As the Storm, I’m a fragile but formidable mage that can spam abilities to set my team up for combos (or detonate them all on my own). I love hovering over the battlefield, raining down fire balls and thunderbolts, hearing that satisfying ka-ching as I vaporize entire groups of enemies. The Interceptor, however, is wickedly agile and excels up close in melee combat. Unlike Destiny 2 or The Division, cooldowns on abilities are much shorter, and I love that I’ll often go a whole fight without firing a single bullet as I rotate through my different abilities.
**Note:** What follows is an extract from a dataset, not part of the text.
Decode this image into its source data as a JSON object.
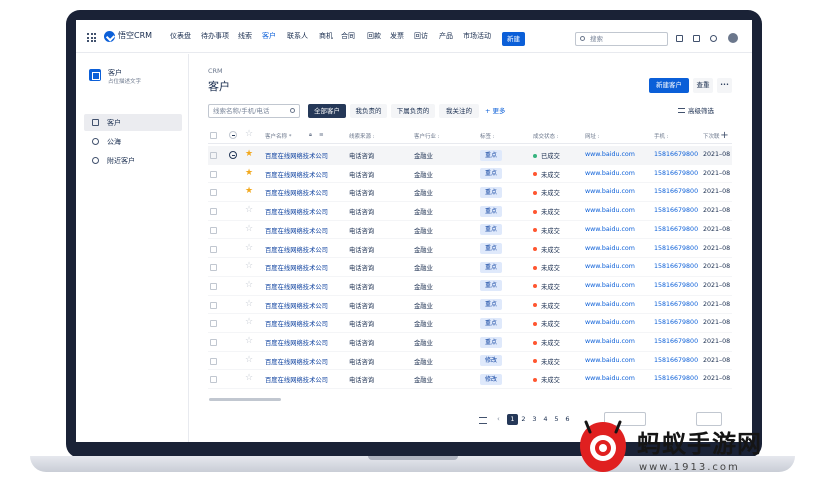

Even then, there’s a lot that annoys me about Anthem’s combat. Losing all your health puts you in a downed state where your team has to revive you. In most areas you can revive after suffering through a loading screen (more on those in a bit), but that sometimes means having to sit and wait minutes in areas where respawning is restricted. If the fight is particularly intense or I died in a bad spot, it can be impossible for one of my teammates to revive me. I get that part of being good at Anthem is to be careful about positioning, but it’s frustrating to sit there helplessly for such a long time. It’d be nice if I could at least crawl to a safer location—especially during those missions with restricted respawns. And if one player forges ahead of the party, everyone left behind will be given a certain amount of time to catch up before they’re teleported forward. This wouldn’t be so bad, but doing so requires having to sit through a loading screen.
That’s just the tip of the iceberg when it comes to my frustrations with Anthem’s loading screens, which are so painfully long and numerous that it’s baffling. Different parts of Bastion are tucked behind loading screens, and missions will frequently send you to these places for just a minute, before turning you around and having you sit through another loading screen as you exit them. When finishing a mission, I have to sit through an overly long after action report and then a loading screen to enter the Forge just to see and equip new gear. Then there’s another loading screen just to enter Fort Tarsis where, more often than not, I’m going to immediately turn around and queue up a new mission which triggers yet another fucking loading screen. It’s maddening.
If you can’t tell, I’m not enjoying my time with Anthem. The combo system is a clever innovation that rewards teamwork and aggressive but smart use of my javelin’s abilities, but that’s about the only worthwhile thing I like about Anthem aside from it being gorgeous. I prefer my BioWare games to be ugly on the outside and beautiful on the inside. Hopefully the story takes a sudden turn that sparks my interest and makes all these characters and bits of lore matter, because there are better RPG shooters I could be playing instead.